Bien que révolutionnaire à son époque la théorie de la monnaie de Friedman semble connaître ces limites de nos jours. Une politique monétaire essentiellement axée sur la lutte contre l’inflation n’est plus suffisante. On voit bien d’ailleurs que la banque centrale américaine, toute en restant indépendante, s’est détachée depuis des années de ce dogme pour prôner une véritable politique de change. Le dollar faible en est le meilleur exemple surtout quand on voit les bienfaits de cette politique sur l’économie américaine. D’ailleurs la politique monétaire de la banque centrale européenne qui se voit essentiellement anti-inflationniste et qui ne jure que par l’euro fort, pénalise lourdement l’économie de l’union. Les résultats désastreux de la politique monétaires du FMI en Afrique sont également en défaveur de la théorie de Friedman. Bien que dans ce dernier cas, les responsables politiques des pays africains qui sont pour leurs majorités des dictateurs mégalomanes, y sont aussi pour beaucoup.
Et c’est là ou je revins sur ce qui est à mes yeux, l’aspect le plus intéressant de la pensée de Friedman : le lien indéfectible entre liberté économique et liberté politique et le rôle primordial de la société civile en tant que contre pouvoir au marché et aux pouvoirs politiques. Sans liberté de vivre entièrement la citoyenneté, le marché peut se transformer en une machine d’exclusion redoutable. Les plus grandes injustices de la mondialisation se trouvent, comme par hasard, dans les pays où les libertés individuelles sont les plus restreintes le cas de la Chine est surement le cas le plus patent. Un pays ou le capitalisme d’état asservit des millions de personne et fausse par la même, la donne dans les échanges internationaux.
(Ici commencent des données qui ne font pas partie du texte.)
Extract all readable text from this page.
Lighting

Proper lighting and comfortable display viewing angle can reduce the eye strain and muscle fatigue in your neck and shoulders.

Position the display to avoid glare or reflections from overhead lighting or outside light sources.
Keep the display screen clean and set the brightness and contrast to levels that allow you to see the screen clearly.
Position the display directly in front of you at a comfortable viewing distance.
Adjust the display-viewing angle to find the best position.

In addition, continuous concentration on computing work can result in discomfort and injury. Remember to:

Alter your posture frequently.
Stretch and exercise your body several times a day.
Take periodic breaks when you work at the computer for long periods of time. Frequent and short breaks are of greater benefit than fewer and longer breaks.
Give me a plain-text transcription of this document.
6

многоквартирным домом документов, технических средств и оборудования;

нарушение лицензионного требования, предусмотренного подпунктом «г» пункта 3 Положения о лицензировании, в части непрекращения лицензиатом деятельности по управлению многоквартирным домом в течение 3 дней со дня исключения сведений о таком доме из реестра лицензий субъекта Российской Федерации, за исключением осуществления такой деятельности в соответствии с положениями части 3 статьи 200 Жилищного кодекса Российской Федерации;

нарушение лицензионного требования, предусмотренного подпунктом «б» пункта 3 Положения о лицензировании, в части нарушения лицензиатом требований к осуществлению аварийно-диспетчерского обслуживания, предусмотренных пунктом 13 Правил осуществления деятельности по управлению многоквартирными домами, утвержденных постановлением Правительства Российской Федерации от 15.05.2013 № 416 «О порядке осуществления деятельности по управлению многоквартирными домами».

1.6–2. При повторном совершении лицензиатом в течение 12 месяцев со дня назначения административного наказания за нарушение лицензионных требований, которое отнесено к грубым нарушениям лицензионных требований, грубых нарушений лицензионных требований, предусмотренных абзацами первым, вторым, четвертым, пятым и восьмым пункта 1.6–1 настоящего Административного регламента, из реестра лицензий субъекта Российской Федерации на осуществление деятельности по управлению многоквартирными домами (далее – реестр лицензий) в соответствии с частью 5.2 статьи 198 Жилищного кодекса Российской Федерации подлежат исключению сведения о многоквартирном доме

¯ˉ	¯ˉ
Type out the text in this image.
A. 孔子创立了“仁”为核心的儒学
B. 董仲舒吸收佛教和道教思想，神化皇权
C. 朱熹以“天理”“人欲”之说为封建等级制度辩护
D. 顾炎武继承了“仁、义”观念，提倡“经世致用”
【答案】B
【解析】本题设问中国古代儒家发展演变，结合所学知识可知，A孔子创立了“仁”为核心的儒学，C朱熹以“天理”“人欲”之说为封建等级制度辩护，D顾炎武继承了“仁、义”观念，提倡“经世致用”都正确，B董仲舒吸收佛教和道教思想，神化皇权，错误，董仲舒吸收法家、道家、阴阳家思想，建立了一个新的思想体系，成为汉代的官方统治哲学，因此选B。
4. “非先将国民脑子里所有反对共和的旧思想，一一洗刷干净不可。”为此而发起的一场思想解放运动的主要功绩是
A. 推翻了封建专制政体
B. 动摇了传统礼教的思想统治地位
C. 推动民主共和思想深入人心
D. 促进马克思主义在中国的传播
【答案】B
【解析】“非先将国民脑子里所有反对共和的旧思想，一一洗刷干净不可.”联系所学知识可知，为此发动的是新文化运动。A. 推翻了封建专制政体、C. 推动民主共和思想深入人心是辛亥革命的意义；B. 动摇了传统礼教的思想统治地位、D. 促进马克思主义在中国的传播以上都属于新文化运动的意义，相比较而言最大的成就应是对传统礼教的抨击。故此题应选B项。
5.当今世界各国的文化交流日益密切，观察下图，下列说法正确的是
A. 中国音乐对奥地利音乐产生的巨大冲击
C’est pour cela que les états ont encore un rôle à jouer et que de plus en plus de pays mettent en place des mesures protectionnistes pour se prémunir contres les anomalies d’un marché ou tout le monde ne joue pas avec les mêmes règles. D’ailleurs l’affaire du marché des trains de banlieue de l’Ile-de-France accordé après un appel d’offre au canadien Bombardier au dépend du français, Alstom, montre à quel point le non respect des règles de concurrences peut entrainer des injustices et surtout augmenter le sentiment antimondialisation. Il est vrai que Bombardier était 10% moins cher qu’Alstom sur ce marché. Mais ce qui a permis à Bombardier de proposer ce prix, c’est le marché du métro de Montréal qu’il a obtenu sans appel d’offre et encore une fois au dépond de la société française et qui lui a permis de réaliser des économies d’échelle et proposer des tarifs aussi bas. La question ici n’a rien avoir avec le patriotisme économique mais montre l’importance de l’existence de règles identiques pour tous.
Donc ce post est surtout un hommage à celui qui a œuvré pour remettre l’état à sa place, c.à.d au service du citoyen et qui a, justement, fait de responsabilisation des individus une condition indispensable à l’émergence d’un marché libre mais également équitable.